The United Nations had placed the United States in charge of the Allied forces, and the American army remains in operational command of South Korean troops. While North Korea is typically portrayed as the aggressor in the region, America has little interest in a peace agreement, Kim says.
That’s because, first, if there is no more war in Korea, the over 23,000 U.S. military personnel stationed there, and paid for in no small part by South Korea, would have to go home. “They do not want to lose this important strategic place, facing Russia and China,” says Kim. Second, South Korea currently buys “fighter jets, M-16 rifles, tanks and warships” from the United States; it is one of America’s largest customers for arms sales.
The U.S. presence in the peninsula drives North Korea’s nuclear ambitions. While “South Korea has a big brother behind it,” Kim told the Presbytery, North Koreans feel they need “to survive by themselves.” He thinks America should immediately stop its annual military exercises with South Korean troops near the demilitarized zone that divides the two Koreas, “before asking North Korea to stop the missile tests and nuclear development.”
Moved by his presentation, North Bay Presbytery developed a proposal on Korea for General Council this July. The plan calls for advocacy for a permanent peace treaty, an end to military exercises and serious efforts to reconcile families on both sides. “Canada could do more,” Kim says.
Another key part of the proposal is solidarity with Korean church organizations.

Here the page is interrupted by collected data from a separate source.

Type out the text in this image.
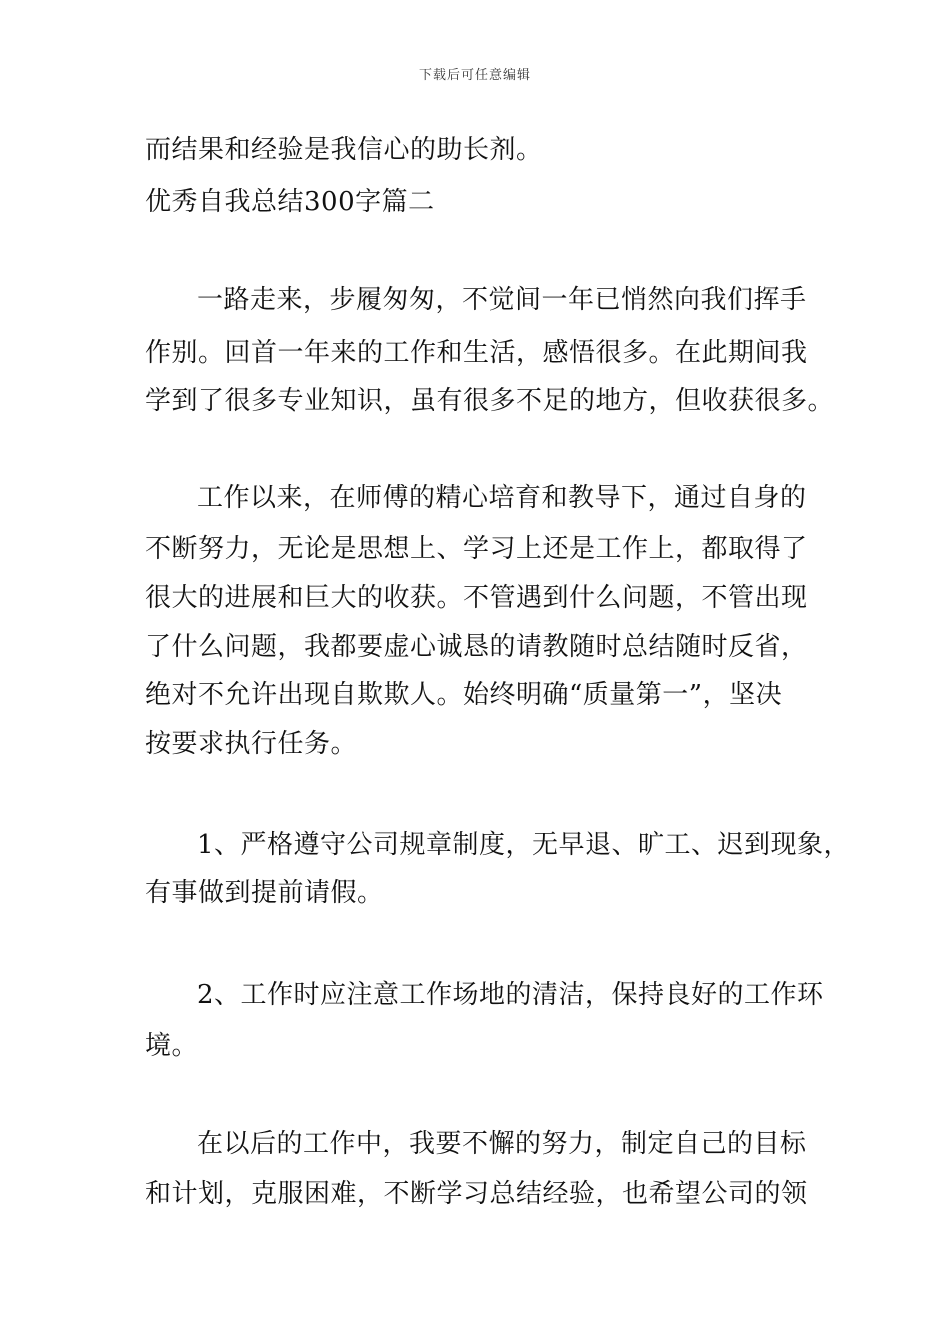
下载后可任意编辑
而结果和经验是我信心的助长剂。
优秀自我总结300字篇二
一路走来，步履匆匆，不觉间一年已悄然向我们挥手
作别。回首一年来的工作和生活，感悟很多。在此期间我
学到了很多专业知识，虽有很多不足的地方，但收获很多。
工作以来，在师傅的精心培育和教导下，通过自身的
不断努力，无论是思想上、学习上还是工作上，都取得了
很大的进展和巨大的收获。不管遇到什么问题，不管出现
了什么问题，我都要虚心诚恳的请教随时总结随时反省，
绝对不允许出现自欺欺人。始终明确“质量第一”，坚决
按要求执行任务。
1、严格遵守公司规章制度，无早退、旷工、迟到现象，
有事做到提前请假。
2、工作时应注意工作场地的清洁，保持良好的工作环
境。
在以后的工作中，我要不懈的努力，制定自己的目标
和计划，克服困难，不断学习总结经验，也希望公司的领
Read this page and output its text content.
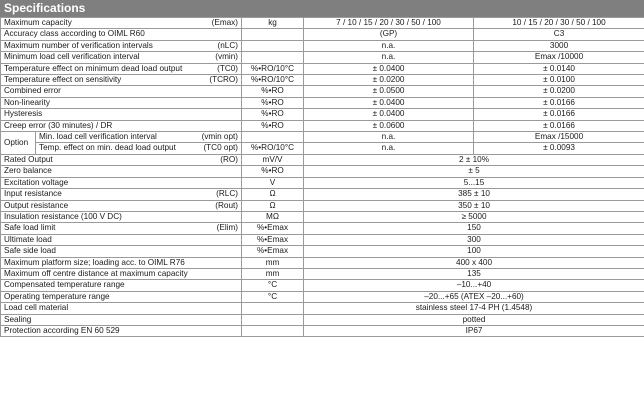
Specifications
Maximum capacity (Emax)		kg	7 / 10 / 15 / 20 / 30 / 50 / 100	10 / 15 / 20 / 30 / 50 / 100
Accuracy class according to OIML R60			(GP)	C3
Maximum number of verification intervals (nLC)			n.a.	3000
Minimum load cell verification interval (vmin)			n.a.	Emax /10000
Temperature effect on minimum dead load output (TC0)		%•RO/10°C	± 0.0400	± 0.0140
Temperature effect on sensitivity (TCRO)		%•RO/10°C	± 0.0200	± 0.0100
Combined error		%•RO	± 0.0500	± 0.0200
Non-linearity		%•RO	± 0.0400	± 0.0166
Hysteresis		%•RO	± 0.0400	± 0.0166
Creep error (30 minutes) / DR		%•RO	± 0.0600	± 0.0166
Option	Min. load cell verification interval (vmin opt)		n.a.	Emax /15000
	Temp. effect on min. dead load output (TC0 opt)	%•RO/10°C	n.a.	± 0.0093
Rated Output (RO)		mV/V	2 ± 10%	
Zero balance		%•RO	± 5	
Excitation voltage		V	5...15	
Input resistance (RLC)		Ω	385 ± 10	
Output resistance (Rout)		Ω	350 ± 10	
Insulation resistance (100 V DC)		MΩ	≥ 5000	
Safe load limit (Elim)		%•Emax	150	
Ultimate load		%•Emax	300	
Safe side load		%•Emax	100	
Maximum platform size; loading acc. to OIML R76		mm	400 x 400	
Maximum off centre distance at maximum capacity		mm	135	
Compensated temperature range		°C	–10...+40	
Operating temperature range		°C	–20...+65 (ATEX –20...+60)	
Load cell material			stainless steel 17-4 PH (1.4548)	
Sealing			potted	
Protection according EN 60 529			IP67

Thirty years ago, he explains, the Presbyterian Church in the Republic of Korea and the National Council of Churches in Korea — from whose ranks came the secret group who compiled Weingartner’s list — publicly called for peace, justice and reunification in the Korean Peninsula. Speaking out was an act of “courage and strength” in dangerous times, Kim says. “I think it’s a good time to express our support [for them].”
Reconciliation in the peninsula is never going to be easy, Kim knows. For many in the two Koreas, the other is still the enemy. But he finds inspiration in his own experience. “It was a dark period in South Korean history when I was [first] in prison,” he says. He was isolated and without hope. “I thought at that time, there is no more light for democracy.”
Just over a decade later, South Korea was celebrating its first civilian president. “We should keep that hope alive now,” Kim says. Jesus, he believes, is still among us, and he still teaches the same message today of justice and peace.
While justice is an ongoing quest, Kim has found a measure of peace in his northern home. Early last January, he set out on Lake Nipissing to walk his dog. The lake was covered with deep snow, up to his knees. But he persisted, impelled by the silence and “otherworldly beauty” of fierce sunshine on a crusted lake surface etched with patterns created by the gusting wind. The only moving form was Cami, who ran so far out he became a black dot. “I don’t think I would have had that experience anywhere else.”
This story first appeared in The Observer’s May 2018 edition with the title “From prisoner to pastor.”